Please help me escape from my tantalizing confusion. In the proof, it is claimed that $\mathcal{B}$ induces an translation-invariant topology $\tau$.
The translation-invariance of the collection $\tau$ is obvious by construction. And, in order to prove that the collection $\tau$ is a topology, it would suffice to show that $A\cap B$ is open whenever $A$ and $B$ are both open. (The other requirements for $\tau$ to be a topology seem trivial.)
But I was stuck with this, and thus referring to many other online lecture notes, I received the impression that there may be another logic for showing that $\tau$ is a topology, because no single one tried in my unavailing way.
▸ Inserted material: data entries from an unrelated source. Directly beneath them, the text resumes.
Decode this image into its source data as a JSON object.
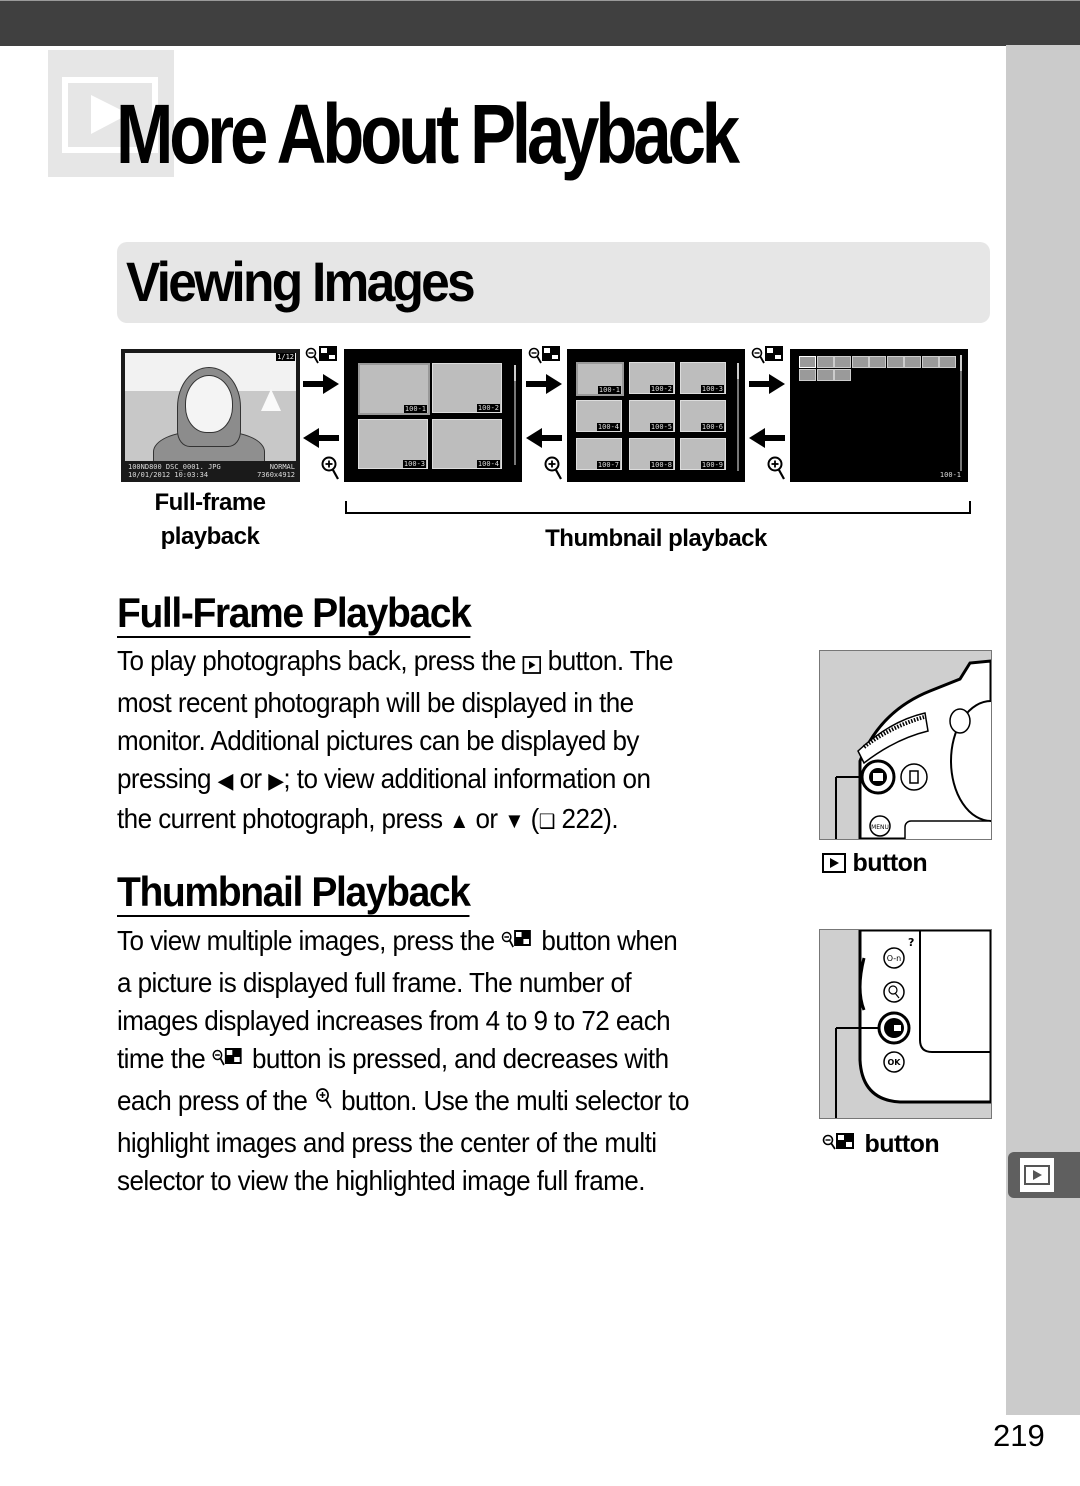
{
  "chapter": {
    "title": "More About Playback",
    "icon": "playback-icon"
  },
  "section": {
    "title": "Viewing Images"
  },
  "diagram": {
    "screens": [
      {
        "kind": "full-frame",
        "frame_counter": "1/12",
        "info_line1_left": "100ND800  DSC_0001. JPG",
        "info_line1_right": "NORMAL",
        "info_line2_left": "10/01/2012  10:03:34",
        "info_line2_right": "7360x4912"
      },
      {
        "kind": "thumbnails-4",
        "labels": [
          "100-1",
          "100-2",
          "100-3",
          "100-4"
        ]
      },
      {
        "kind": "thumbnails-9",
        "labels": [
          "100-1",
          "100-2",
          "100-3",
          "100-4",
          "100-5",
          "100-6",
          "100-7",
          "100-8",
          "100-9"
        ]
      },
      {
        "kind": "thumbnails-72",
        "visible_thumbnails": 12,
        "footer_label": "100-1"
      }
    ],
    "arrow_forward_icon": "zoom-out-thumbnail-icon",
    "arrow_back_icon": "zoom-in-icon",
    "caption_fullframe_line1": "Full-frame",
    "caption_fullframe_line2": "playback",
    "caption_thumbnail": "Thumbnail playback"
  },
  "full_frame": {
    "heading": "Full-Frame Playback",
    "lines": [
      [
        "To play photographs back, press the ",
        "{playback-icon}",
        " button.  The"
      ],
      [
        "most recent photograph will be displayed in the"
      ],
      [
        "monitor. Additional pictures can be displayed by"
      ],
      [
        "pressing ",
        "◀",
        " or ",
        "▶",
        "; to view additional information on"
      ],
      [
        "the current photograph, press ",
        "▲",
        " or ",
        "▼",
        " (",
        "🕮",
        " 222)."
      ]
    ],
    "page_ref": "222",
    "figure_caption": "button",
    "figure_caption_icon": "playback-icon"
  },
  "thumbnail": {
    "heading": "Thumbnail Playback",
    "lines": [
      [
        "To view multiple images, press the ",
        "{thumb-icon}",
        " button when"
      ],
      [
        "a picture is displayed full frame. The number of"
      ],
      [
        "images displayed increases from 4 to 9 to 72 each"
      ],
      [
        "time the ",
        "{thumb-icon}",
        " button is pressed, and decreases with"
      ],
      [
        "each press of the ",
        "{zoomin-icon}",
        " button. Use the multi selector to"
      ],
      [
        "highlight images and press the center of the multi"
      ],
      [
        "selector to view the highlighted image full frame."
      ]
    ],
    "counts": [
      4,
      9,
      72
    ],
    "figure_caption": "button",
    "figure_caption_icon": "zoom-out-thumbnail-icon"
  },
  "side_tab": {
    "icon": "playback-icon"
  },
  "page_number": "219",
  "colors": {
    "top_bar": "#404040",
    "side_strip": "#cbcbcb",
    "side_tab": "#5f5f5f",
    "section_bar": "#e6e6e6",
    "text": "#000000"
  }
}
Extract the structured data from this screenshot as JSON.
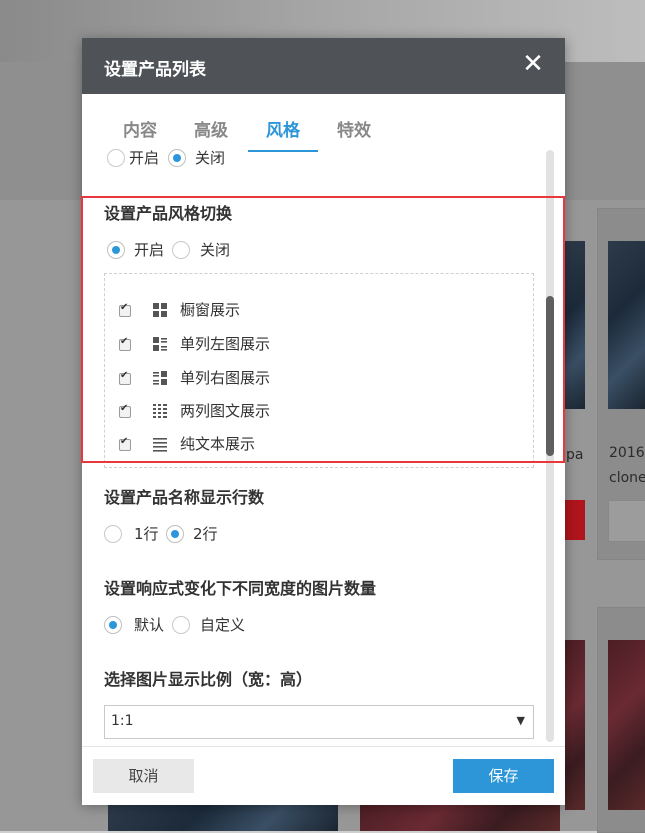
{
  "dialog": {
    "title": "设置产品列表",
    "close_icon": "close-icon"
  },
  "tabs": [
    {
      "label": "内容",
      "active": false
    },
    {
      "label": "高级",
      "active": false
    },
    {
      "label": "风格",
      "active": true
    },
    {
      "label": "特效",
      "active": false
    }
  ],
  "top_toggle": {
    "on_label": "开启",
    "off_label": "关闭",
    "selected": "off"
  },
  "style_switch": {
    "title": "设置产品风格切换",
    "on_label": "开启",
    "off_label": "关闭",
    "selected": "on",
    "options": [
      {
        "label": "橱窗展示",
        "checked": true,
        "icon": "grid-icon"
      },
      {
        "label": "单列左图展示",
        "checked": true,
        "icon": "list-left-image-icon"
      },
      {
        "label": "单列右图展示",
        "checked": true,
        "icon": "list-right-image-icon"
      },
      {
        "label": "两列图文展示",
        "checked": true,
        "icon": "two-column-icon"
      },
      {
        "label": "纯文本展示",
        "checked": true,
        "icon": "text-lines-icon"
      }
    ]
  },
  "name_lines": {
    "title": "设置产品名称显示行数",
    "opt1": "1行",
    "opt2": "2行",
    "selected": "2行"
  },
  "responsive": {
    "title": "设置响应式变化下不同宽度的图片数量",
    "opt1": "默认",
    "opt2": "自定义",
    "selected": "默认"
  },
  "ratio": {
    "title": "选择图片显示比例（宽：高）",
    "value": "1:1"
  },
  "footer": {
    "cancel_label": "取消",
    "save_label": "保存"
  },
  "background": {
    "card_text_1": "2016",
    "card_text_2": "clone",
    "card_text_3": "pa"
  },
  "colors": {
    "accent": "#2c96d8",
    "header": "#4f5257",
    "highlight": "#e8383d"
  }
}
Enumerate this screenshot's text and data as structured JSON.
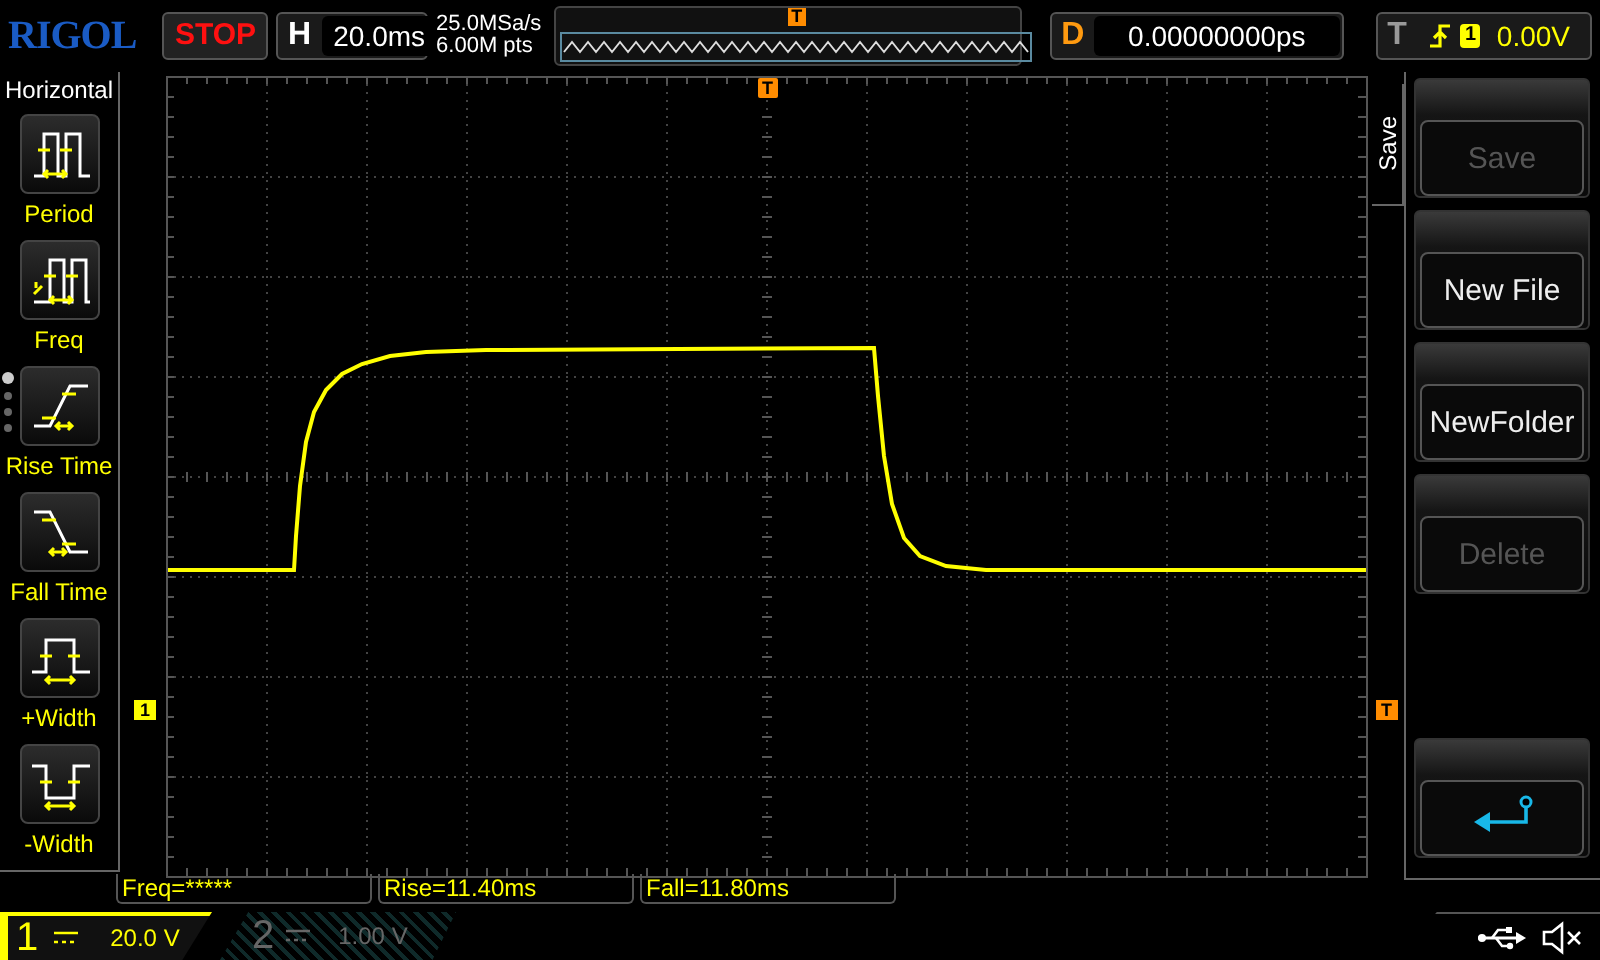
{
  "brand": {
    "logo": "RIGOL"
  },
  "run_state": {
    "label": "STOP",
    "kind": "stopped"
  },
  "timebase": {
    "key": "H",
    "value": "20.0ms"
  },
  "acquisition": {
    "sample_rate": "25.0MSa/s",
    "memory_depth": "6.00M pts"
  },
  "overview": {
    "trigger_marker": "T"
  },
  "delay": {
    "key": "D",
    "value": "0.00000000ps"
  },
  "trigger": {
    "key": "T",
    "source": "1",
    "level": "0.00V"
  },
  "left_menu": {
    "title": "Horizontal",
    "page_dots": [
      {
        "selected": true
      },
      {
        "selected": false
      },
      {
        "selected": false
      },
      {
        "selected": false
      }
    ],
    "items": [
      {
        "label": "Period",
        "kind": "period"
      },
      {
        "label": "Freq",
        "kind": "freq"
      },
      {
        "label": "Rise Time",
        "kind": "rise"
      },
      {
        "label": "Fall Time",
        "kind": "fall"
      },
      {
        "label": "+Width",
        "kind": "pwidth"
      },
      {
        "label": "-Width",
        "kind": "nwidth"
      }
    ]
  },
  "markers": {
    "trigger_position": "T",
    "channel": "1",
    "trigger_level": "T"
  },
  "measurements": [
    "Freq=*****",
    "Rise=11.40ms",
    "Fall=11.80ms"
  ],
  "channels": [
    {
      "number": "1",
      "scale": "20.0 V",
      "on": true
    },
    {
      "number": "2",
      "scale": "1.00 V",
      "on": false
    }
  ],
  "right_menu": {
    "title": "Save",
    "buttons": [
      {
        "kind": "text",
        "label": "Save",
        "disabled": true
      },
      {
        "kind": "text",
        "label": "New File",
        "disabled": false
      },
      {
        "kind": "text",
        "label": "NewFolder",
        "disabled": false
      },
      {
        "kind": "text",
        "label": "Delete",
        "disabled": true
      },
      {
        "kind": "back"
      }
    ]
  }
}
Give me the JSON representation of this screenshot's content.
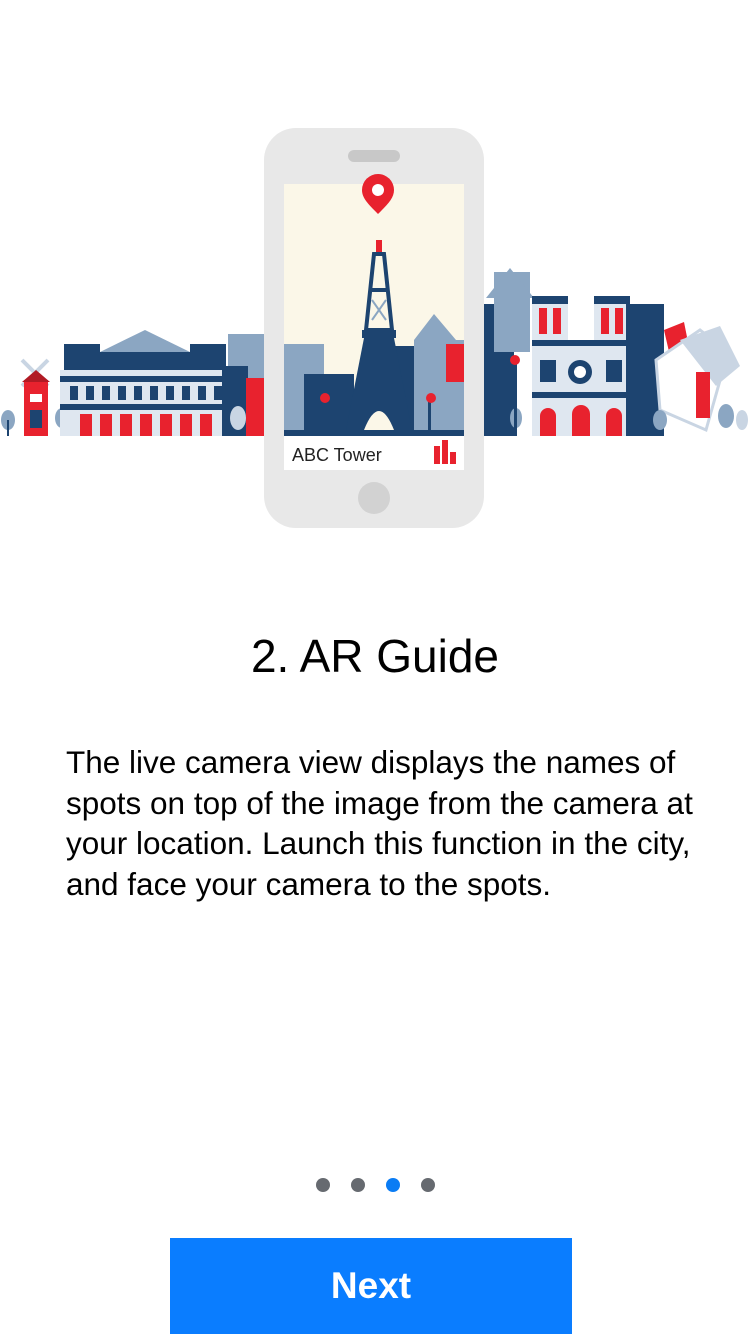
{
  "onboarding": {
    "step_title": "2. AR Guide",
    "description": "The live camera view displays the names of spots on top of the image from the camera at your location. Launch this function in the city, and face your camera to the spots.",
    "illustration": {
      "phone_label": "ABC Tower",
      "icons": [
        "map-pin-icon",
        "bar-chart-icon",
        "eiffel-tower-illustration",
        "city-skyline-illustration"
      ]
    },
    "pager": {
      "total_pages": 4,
      "current_page": 3
    },
    "next_label": "Next"
  },
  "colors": {
    "accent": "#0a7dff",
    "active_dot": "#0a7cf4",
    "inactive_dot": "#666a70",
    "brand_red": "#e8222e",
    "skyline_navy": "#1d4470",
    "skyline_steel": "#8ba6c2"
  }
}
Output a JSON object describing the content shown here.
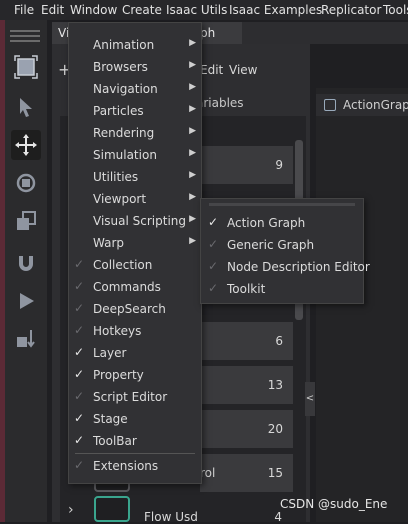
{
  "menubar": {
    "items": [
      "File",
      "Edit",
      "Window",
      "Create",
      "Isaac Utils",
      "Isaac Examples",
      "Replicator",
      "Tools"
    ]
  },
  "window_tab": {
    "title_left": "Vi",
    "title_right": "ph"
  },
  "pane": {
    "menu": [
      "Edit",
      "View"
    ],
    "variables_label": "ariables",
    "row_counts": [
      "9",
      "6",
      "13",
      "20",
      "15"
    ],
    "control_label": "rol",
    "flow_usd": {
      "name": "Flow Usd",
      "count": "4"
    },
    "collapse_arrow": "<"
  },
  "right_panel": {
    "tab_label": "ActionGraph"
  },
  "window_menu": {
    "items": [
      {
        "label": "Animation",
        "submenu": true,
        "checked": false
      },
      {
        "label": "Browsers",
        "submenu": true,
        "checked": false
      },
      {
        "label": "Navigation",
        "submenu": true,
        "checked": false
      },
      {
        "label": "Particles",
        "submenu": true,
        "checked": false
      },
      {
        "label": "Rendering",
        "submenu": true,
        "checked": false
      },
      {
        "label": "Simulation",
        "submenu": true,
        "checked": false
      },
      {
        "label": "Utilities",
        "submenu": true,
        "checked": false
      },
      {
        "label": "Viewport",
        "submenu": true,
        "checked": false
      },
      {
        "label": "Visual Scripting",
        "submenu": true,
        "checked": false
      },
      {
        "label": "Warp",
        "submenu": true,
        "checked": false
      },
      {
        "label": "Collection",
        "submenu": false,
        "checked": false
      },
      {
        "label": "Commands",
        "submenu": false,
        "checked": false
      },
      {
        "label": "DeepSearch",
        "submenu": false,
        "checked": false
      },
      {
        "label": "Hotkeys",
        "submenu": false,
        "checked": false
      },
      {
        "label": "Layer",
        "submenu": false,
        "checked": true
      },
      {
        "label": "Property",
        "submenu": false,
        "checked": true
      },
      {
        "label": "Script Editor",
        "submenu": false,
        "checked": false
      },
      {
        "label": "Stage",
        "submenu": false,
        "checked": true
      },
      {
        "label": "ToolBar",
        "submenu": false,
        "checked": true
      },
      {
        "label": "Extensions",
        "submenu": false,
        "checked": false
      }
    ]
  },
  "visual_scripting_submenu": {
    "items": [
      {
        "label": "Action Graph",
        "checked": true
      },
      {
        "label": "Generic Graph",
        "checked": false
      },
      {
        "label": "Node Description Editor",
        "checked": false
      },
      {
        "label": "Toolkit",
        "checked": false
      }
    ]
  },
  "watermark": "CSDN @sudo_Ene",
  "colors": {
    "menu_bg": "#313134",
    "menubar_bg": "#27272a",
    "accent_teal": "#3aa58e",
    "check_active": "#e8e8e8",
    "check_inactive": "#6a6a6e"
  },
  "icons": {
    "toolbar": [
      "cube-icon",
      "select-arrow-icon",
      "move-icon",
      "rotate-icon",
      "scale-icon",
      "snap-magnet-icon",
      "play-icon",
      "physics-icon"
    ]
  }
}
In this sense, is it enough to show that, for any $A \in \tau$ containing $0_X$, there exists some $\beta \in \mathcal{B}$ such that $\beta \subset A$? But this feels awkward because we do not yet know that $\tau$ is a topology. Most lecture notes seem to follow this logic, which I cannot agree with easily.
I know that, for any topological vector space $(X, \tau)$, the vector topology $\tau$ is fully characterized by any local base $\mathcal{B}$, due to translation-invariance. But in this case we already know that $\tau$ is a topology! My current understanding for the most lecture notes is that they are claiming that a collection $\tau$ of subsets of $X$ is turned by $\mathcal{B}$ into a topology on $X$ if only $\mathcal{B}$ plays a role of a local base for $\tau$ as mentioned above.
Any clarifying comment would be enormously appreciated!
I propose a slightly alternative but equivalent way of defining $\tau$:
$$U \in \tau \iff \forall x \in U: \exists B_x \in \mathcal{B}: x+B_x \subseteq U\tag{1}$$
This is similar how open sets are defined in metric spaces using balls. It's IMHO easier to check this definition yields a topology, I'll do intersections of two open sets as an example:
Suppose $U,V \in \tau$. Suppose that $x \in U \cap V$, so $x + B_1\subseteq U$ and $x + B_2 \subseteq V$ where $B_1,B_2 \in \mathcal{B}$, and then note that by definition $\mathcal{B}$ is closed under finite intersections (as it is itself defined as a set of finite intersections of sets of the form $V(p,n)$, where $p \in \mathcal{P}$ and $n \in \mathbb{N}$) so $B_1 \cap B_2 \in \mathcal{B}$ and clearly $x + (B_1 \cap B_2) \subseteq U \cap V$. (This is analogous to taking the minimum of two radii in the metric context, if you think about it).
Closedness under all unions and $\emptyset,X \in \tau$ are trivial. It's also clear that "my" $\tau$ definition also defines a translation invariant topology with local base $\mathcal{B}$, so it's the same one that Rudin defined in his own way (same local base at $0$!).